Terms Used In Wisconsin Statutes 231.10

  • Appropriation: The provision of funds, through an annual appropriations act or a permanent law, for federal agencies to make payments out of the Treasury for specified purposes. The formal federal spending process consists of two sequential steps: authorization
  • Deed: The legal instrument used to transfer title in real property from one person to another.
  • Mortgage: The written agreement pledging property to a creditor as collateral for a loan.
  • Obligation: An order placed, contract awarded, service received, or similar transaction during a given period that will require payments during the same or a future period.
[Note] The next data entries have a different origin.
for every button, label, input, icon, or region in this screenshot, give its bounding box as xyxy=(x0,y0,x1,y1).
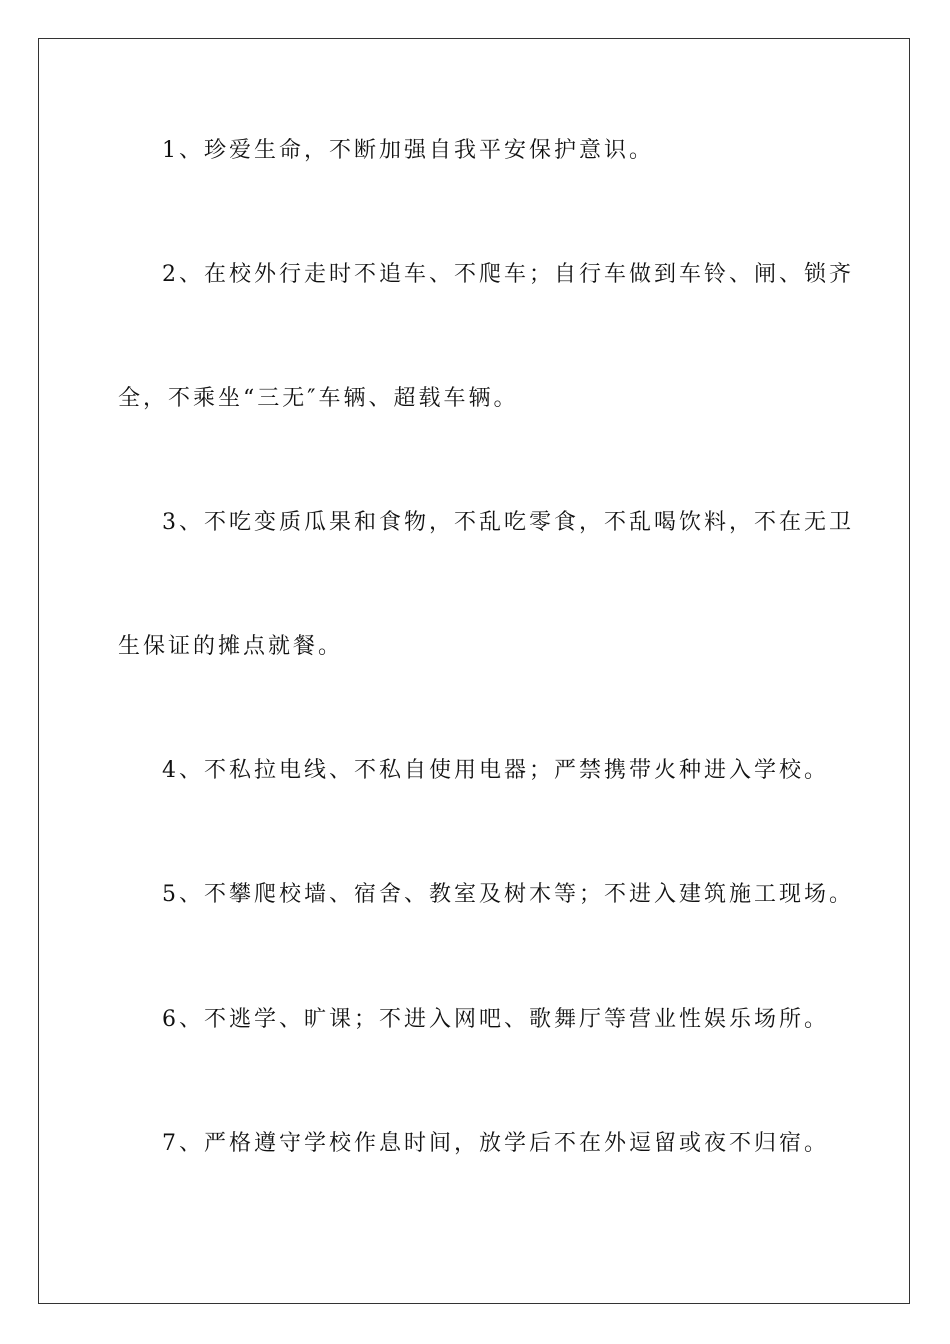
rule-5-text: 5、不攀爬校墙、宿舍、教室及树木等；不进入建筑施工现场。 xyxy=(162,882,854,907)
rule-6-text: 6、不逃学、旷课；不进入网吧、歌舞厅等营业性娱乐场所。 xyxy=(162,1007,829,1032)
rule-3-text-line-2: 生保证的摊点就餐。 xyxy=(118,634,344,659)
rule-2-text-line-1: 2、在校外行走时不追车、不爬车；自行车做到车铃、闸、锁齐 xyxy=(162,262,854,287)
page-border xyxy=(38,38,910,1304)
rule-3-text-line-1: 3、不吃变质瓜果和食物，不乱吃零食，不乱喝饮料，不在无卫 xyxy=(162,510,854,535)
rule-4-text: 4、不私拉电线、不私自使用电器；严禁携带火种进入学校。 xyxy=(162,758,829,783)
rule-7-text: 7、严格遵守学校作息时间，放学后不在外逗留或夜不归宿。 xyxy=(162,1131,829,1156)
rule-1-text: 1、珍爱生命，不断加强自我平安保护意识。 xyxy=(162,138,654,163)
rule-2-text-line-2: 全，不乘坐“三无″车辆、超载车辆。 xyxy=(118,386,519,411)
  • State: when applied to states of the United States, includes the District of Columbia, the commonwealth of Puerto Rico and the several territories organized by Congress. See Wisconsin Statutes 990.01
   (1)    The state is not liable on notes or bonds of the authority and the notes and bonds are not a debt of the state. All notes and bonds of the authority shall contain on the face thereof a statement to this effect. The issuance of bonds under this chapter shall not, directly or indirectly or contingently, obligate the state or any political subdivision thereof to levy any form of taxation therefor or to make any appropriation for their payment. Nothing in this section prevents the authority from pledging its full faith and credit or the full faith and credit of a participating health institution, participating educational institution, participating nonprofit institution, or participating research institution to the payment of bonds authorized under this chapter.
   (2)   Nothing in this chapter authorizes the authority to create a debt of the state, and all bonds issued by the authority under this chapter are payable and shall state that they are payable solely from the funds pledged for their payment in accordance with the resolution authorizing their issuance or in any trust indenture or mortgage or deed of trust executed as security therefor. The state shall not in any event be liable for the payment of the principal of or interest on any bonds of the authority or for the performance of any pledge, mortgage, obligation or agreement which may be undertaken by the authority. No breach of any such pledge, mortgage, obligation or agreement may impose any pecuniary liability upon the state or any charge upon its general credit or against its taxing power.